Der Angriff Russlands auf die Ukraine läuft offenbar auch weiterhin überhaupt nicht nach Plan. Nachdem Moskau nach wochenlangen Versuchen und hohen Verlusten schon die Eroberung der ukrainischen Hauptstadt Kiew aufgeben musste, folgen nun auch Rückschläge an der Ostfront.
Aus einem Lagebericht der Bundeswehr geht hervor, dass die russischen Kräfte im Raum Charkiw infolge ukrainischer Gegenoffensiven Ende voriger Woche bereits fünf bis zehn Kilometer an die ukrainisch-russische Grenze ausweichen mussten, schreibt das Magazin “Business Insider”. “Die russischen Streitkräfte sehen sich nördlich von Charkiw zunehmend Raumgewinnen der ukrainischen Streitkräfte ausgesetzt”, heißt es neben einer Karte, die russische und ukrainische Truppenpositionen entlang der Ostfront zeigt. “Die russischen Streitkräfte wurden wahrscheinlich circa 15 Kilometer aus dem Stadtzentrum von Charkiw herausgedrückt.” Auch der russische Artillerie-Beschuss auf Charkiw habe nachgelassen.
Die ukrainischen Gegenangriffe seien so stark, dass laut Lagebericht die russischen Kräfte sogar “bis auf 5 km bis 10 km” an die ukrainisch-russische Grenze ausweisen müssten. Zu den Gebietsverlusten der Russen in und um Charkiw passen die Aktivitäten, die im Bundeswehr-Lagebericht für den Raum Belgorod – einem der wichtigsten Ausgangspunkte der Invasion in Russland – vermerkt werden. So würde die russische Armee hier Verbände und Einheiten auffrischen. “Ziel ist vermutlich nicht die grundlegende Sicherstellung der Offensive der Izium-Achse [Izium ist eine strategisch wichtige Stadt südlich von Charkiw, Anm. d Red], sondern russische Streitkräfte im Norden von Charkiw zu verstärken, um eine Ausweitung der seit Tagen erfolgreichen ukrainischen Gegenoffensive in Richtung ukrainisch-russische Grenze zu verhindern.”

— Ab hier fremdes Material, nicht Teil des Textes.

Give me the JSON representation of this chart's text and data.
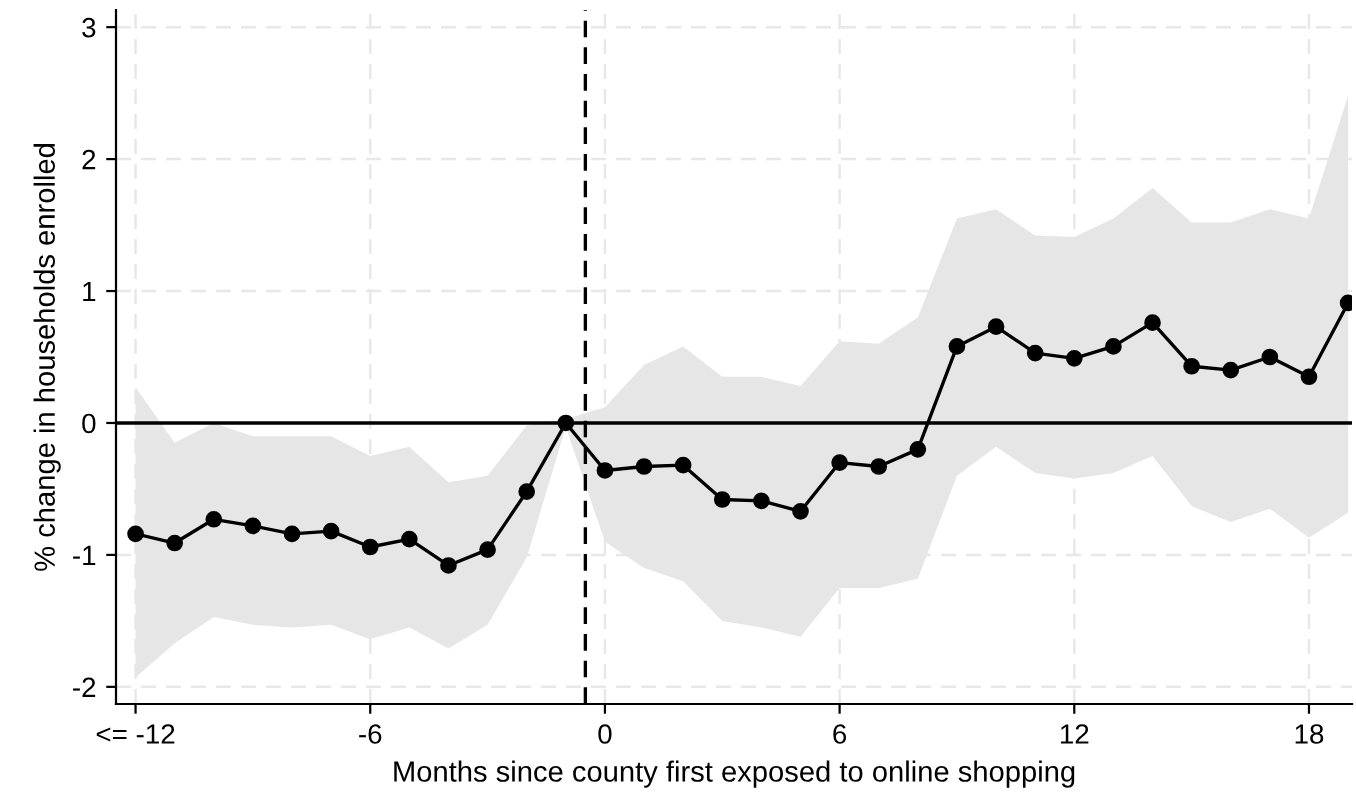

Damit ist auch das Minimalziel des Kremls, den Donbass und die Separatistengebiete Luhansk und Donezk unter seine Kontrolle zu bringen, gefährdet. Während es der Ukraine im Norden und Nordosten des Landes gelingt, die russische Invasion zurückzuschlagen, sind ihre Streitkräfte im Süden und Südosten laut des Lageberichts der Bundeswehr weiter in harter Bedrängnis. So befänden sich die ukrainischen Streitkräfte in der Region Luhansk zu großen Teilen im Russland und könnten dem Druck der russischen Armee nicht standhalten, heißt es im Bericht. Russland verstärke außerdem seine Aktivitäten im Raum um die Großstadt Cherson und stoße über den Fluss Dnieper in Richtung Westen vor.
Dort liegt die strategisch wichtige Hafenstadt Odessa, die eines der Hauptziele der russischen Armee ist. Bisher ist die Stadt jedoch nicht Ziel einer groß angelegten Offensive geworden. Diese könnte allerdings noch bevorstehen. Die Analysten der Bundeswehr schreiben über die Strategie Russlands im Osten der Ukraine, die russischen Streitkräfte seien bemüht, den Donbass zu sichern und ihren Einfluss in der Region um Cherson zu erhöhen – um schließlich den “Druck auf Odessa [zu] erhöhen”.